Optionally, the ML_SCORE routine can be used to compute the quality of a model to ensure that predictions and explanations are reliable. See Section 3.9.6, “Scoring Models”.

Note

HeatWave ML shares resources with HeatWave. HeatWave analytics queries are given priority over HeatWave ML queries. Concurrent HeatWave analytics and HeatWave ML queries are not supported. A HeatWave ML query must wait for HeatWave analytics queries to finish, and vice versa.

Oracle AutoML

The HeatWave ML ML_TRAIN routine leverages Oracle AutoML technology to automate the process of training a machine learning model. Oracle AutoML replaces the laborious and time consuming tasks of the data analyst whose workflow is as follows:

  1. Selecting a model from a large number of viable candidate models.

  2. For each model, tuning hyperparameters.

  3. Selecting only predictive features to speed up the pipeline and reduce over-fitting.

  4. Ensuring the model performs well on unseen data (also called generalization).

Oracle AutoML automates this workflow, providing you with an optimal model given a time budget. The Oracle AutoML pipeline used by the HeatWave ML ML_TRAIN routine has these stages:

  • Data preprocessing

  • Algorithm selection

  • Adaptive data reduction

  • Hyperparameter optimization

  • Model and prediction explanations

Figure 3.1 Oracle AutoML Pipeline

Image showing the Oracle AutoML pipeline.

Oracle AutoML also produces high quality models very efficiently, which is achieved through a scalable design and intelligent choices that reduce trials at each stage in the pipeline.

  • Scalable design: The Oracle AutoML pipeline is able to exploit both HeatWave internode and intranode parallelism, which improves scalability and reduces runtime.
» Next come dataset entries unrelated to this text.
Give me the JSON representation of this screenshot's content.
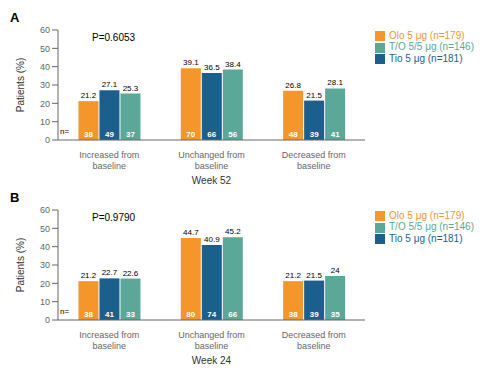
{
  "chart_data": [
    {
      "type": "bar",
      "title": "A",
      "annotation": "P=0.6053",
      "n_label": "n=",
      "xlabel": "Week 52",
      "ylabel": "Patients (%)",
      "categories": [
        "Increased from baseline",
        "Unchanged from baseline",
        "Decreased from baseline"
      ],
      "series": [
        {
          "name": "Olo 5 μg (n=179)",
          "color": "#F4962A",
          "values": [
            21.2,
            39.1,
            26.8
          ],
          "ns": [
            38,
            70,
            48
          ]
        },
        {
          "name": "Tio 5 μg (n=181)",
          "color": "#1B5F8C",
          "values": [
            27.1,
            36.5,
            21.5
          ],
          "ns": [
            49,
            66,
            39
          ]
        },
        {
          "name": "T/O 5/5 μg (n=146)",
          "color": "#5BA898",
          "values": [
            25.3,
            38.4,
            28.1
          ],
          "ns": [
            37,
            56,
            41
          ]
        }
      ],
      "ylim": [
        0,
        60
      ],
      "yticks": [
        0,
        10,
        20,
        30,
        40,
        50,
        60
      ],
      "data_labels": true,
      "legend": "right"
    },
    {
      "type": "bar",
      "title": "B",
      "annotation": "P=0.9790",
      "n_label": "n=",
      "xlabel": "Week 24",
      "ylabel": "Patients (%)",
      "categories": [
        "Increased from baseline",
        "Unchanged from baseline",
        "Decreased from baseline"
      ],
      "series": [
        {
          "name": "Olo 5 μg (n=179)",
          "color": "#F4962A",
          "values": [
            21.2,
            44.7,
            21.2
          ],
          "ns": [
            38,
            80,
            38
          ]
        },
        {
          "name": "Tio 5 μg (n=181)",
          "color": "#1B5F8C",
          "values": [
            22.7,
            40.9,
            21.5
          ],
          "ns": [
            41,
            74,
            39
          ]
        },
        {
          "name": "T/O 5/5 μg (n=146)",
          "color": "#5BA898",
          "values": [
            22.6,
            45.2,
            24.0
          ],
          "ns": [
            33,
            66,
            35
          ]
        }
      ],
      "ylim": [
        0,
        60
      ],
      "yticks": [
        0,
        10,
        20,
        30,
        40,
        50,
        60
      ],
      "data_labels": true,
      "legend": "right"
    }
  ]
}
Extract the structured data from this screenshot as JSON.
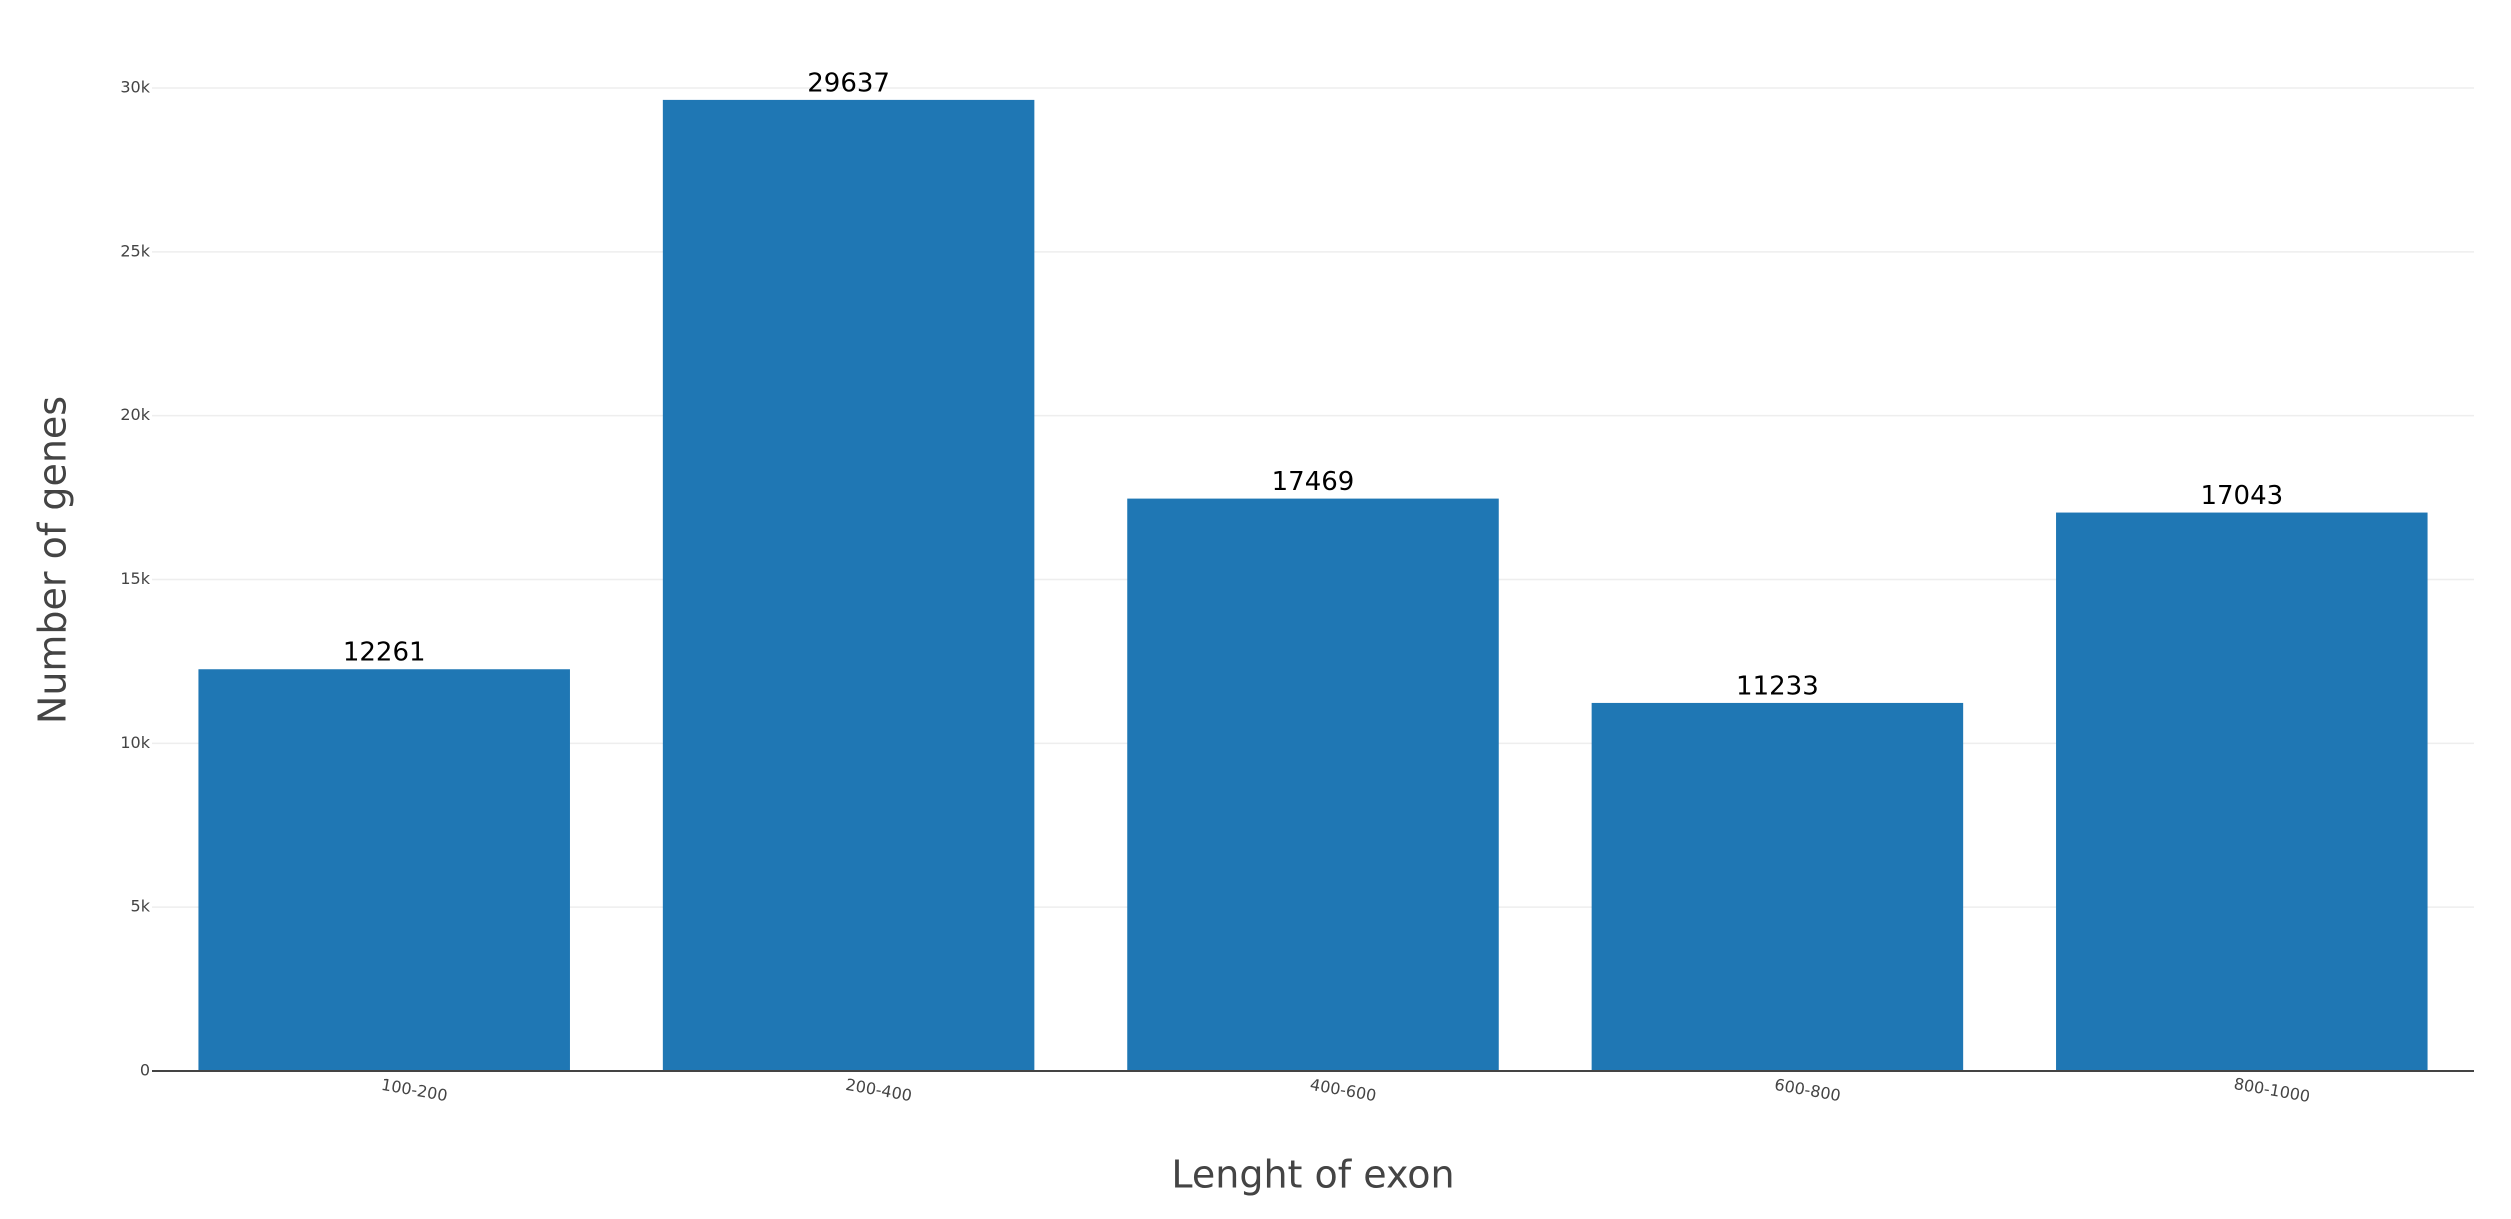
{
  "chart_data": {
    "type": "bar",
    "x_label": "Lenght of exon",
    "y_label": "Number of genes",
    "categories": [
      "100-200",
      "200-400",
      "400-600",
      "600-800",
      "800-1000"
    ],
    "values": [
      12261,
      29637,
      17469,
      11233,
      17043
    ],
    "color": "#1f77b4",
    "ylim": [
      0,
      30000
    ],
    "yticks": [
      0,
      {
        "value": 5000,
        "label": "5k"
      },
      {
        "value": 10000,
        "label": "10k"
      },
      {
        "value": 15000,
        "label": "15k"
      },
      {
        "value": 20000,
        "label": "20k"
      },
      {
        "value": 25000,
        "label": "25k"
      },
      {
        "value": 30000,
        "label": "30k"
      }
    ],
    "grid": true
  }
}
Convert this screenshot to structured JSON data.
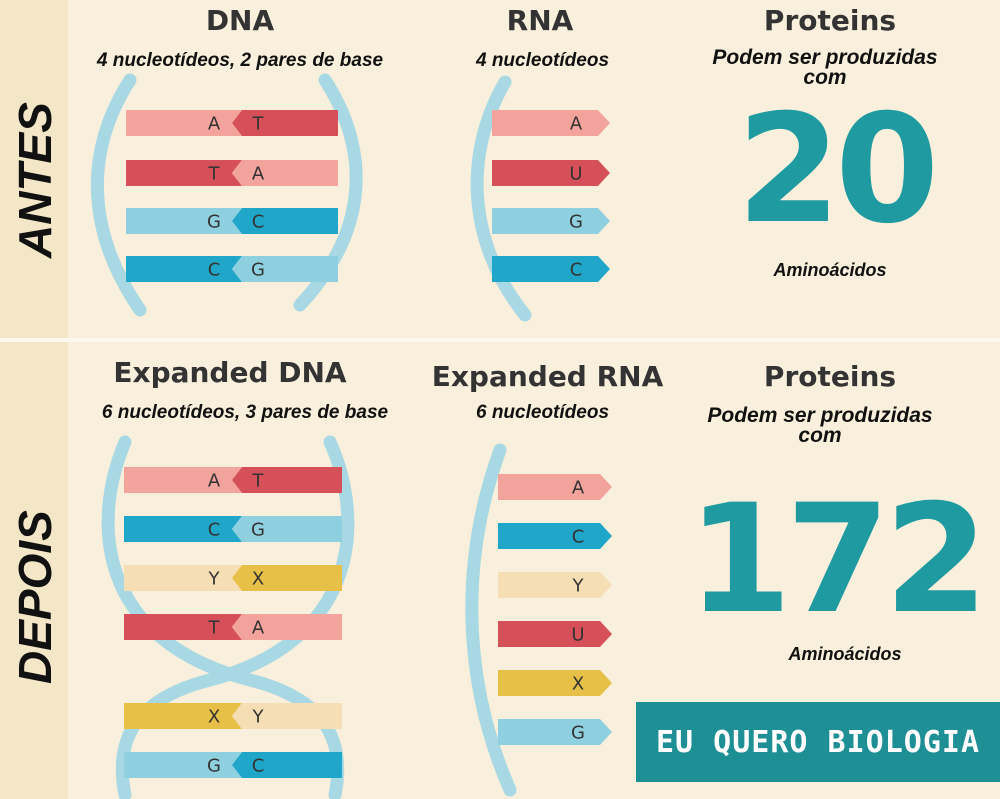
{
  "sections": {
    "before": {
      "side_label": "ANTES",
      "dna": {
        "title": "DNA",
        "subtitle": "4 nucleotídeos, 2 pares de base",
        "pairs": [
          [
            "A",
            "T"
          ],
          [
            "T",
            "A"
          ],
          [
            "G",
            "C"
          ],
          [
            "C",
            "G"
          ]
        ]
      },
      "rna": {
        "title": "RNA",
        "subtitle": "4 nucleotídeos",
        "bases": [
          "A",
          "U",
          "G",
          "C"
        ]
      },
      "proteins": {
        "title": "Proteins",
        "subtitle": "Podem ser produzidas\ncom",
        "count": "20",
        "unit": "Aminoácidos"
      }
    },
    "after": {
      "side_label": "DEPOIS",
      "dna": {
        "title": "Expanded DNA",
        "subtitle": "6 nucleotídeos, 3 pares de base",
        "pairs": [
          [
            "A",
            "T"
          ],
          [
            "C",
            "G"
          ],
          [
            "Y",
            "X"
          ],
          [
            "T",
            "A"
          ],
          [
            "X",
            "Y"
          ],
          [
            "G",
            "C"
          ]
        ]
      },
      "rna": {
        "title": "Expanded RNA",
        "subtitle": "6 nucleotídeos",
        "bases": [
          "A",
          "C",
          "Y",
          "U",
          "X",
          "G"
        ]
      },
      "proteins": {
        "title": "Proteins",
        "subtitle": "Podem ser produzidas\ncom",
        "count": "172",
        "unit": "Aminoácidos"
      }
    }
  },
  "brand": "EU QUERO BIOLOGIA",
  "colors": {
    "A": "#f2a39c",
    "T": "#d6505a",
    "G": "#8fd0e0",
    "C": "#1fa6c9",
    "U": "#d6505a",
    "X": "#e7c048",
    "Y": "#f5deb3",
    "backbone": "#a8d8e3",
    "accent": "#1e9aa0"
  }
}
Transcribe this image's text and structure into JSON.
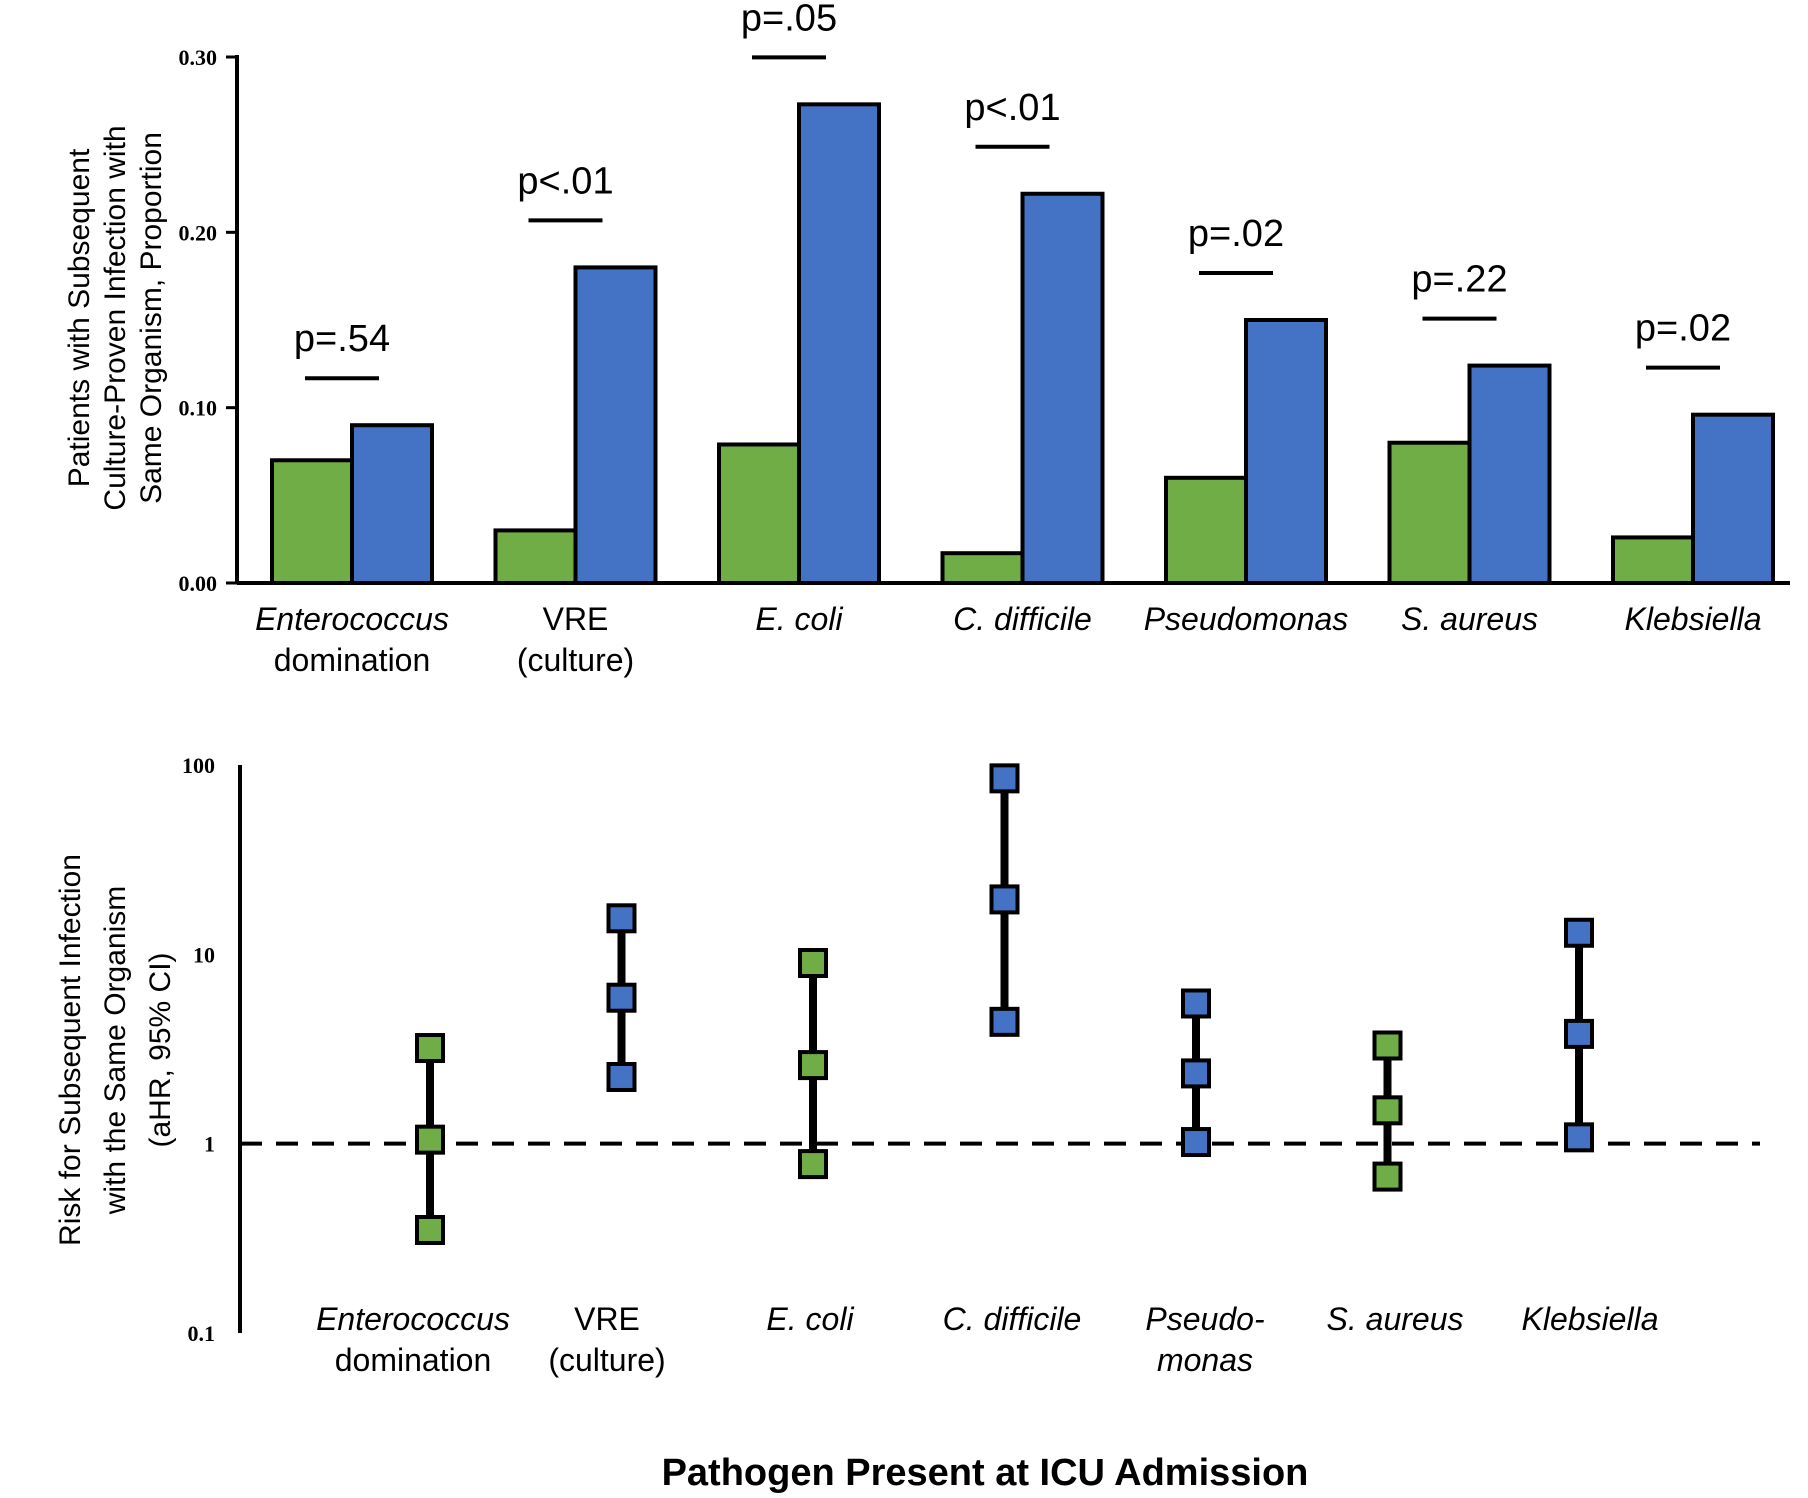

  • Intelligent choices reduce trials in each stage: Algorithms and parameters are chosen based on dataset characteristics, which ensures that the model is accurate and efficiently selected. This is achieved using meta-learning throughout the pipeline.

For additional information about Oracle AutoML, refer to Yakovlev, Anatoly, et al. "Oracle automl: a fast and predictive automl pipeline." Proceedings of the VLDB Endowment 13.12 (2020): 3166-3180.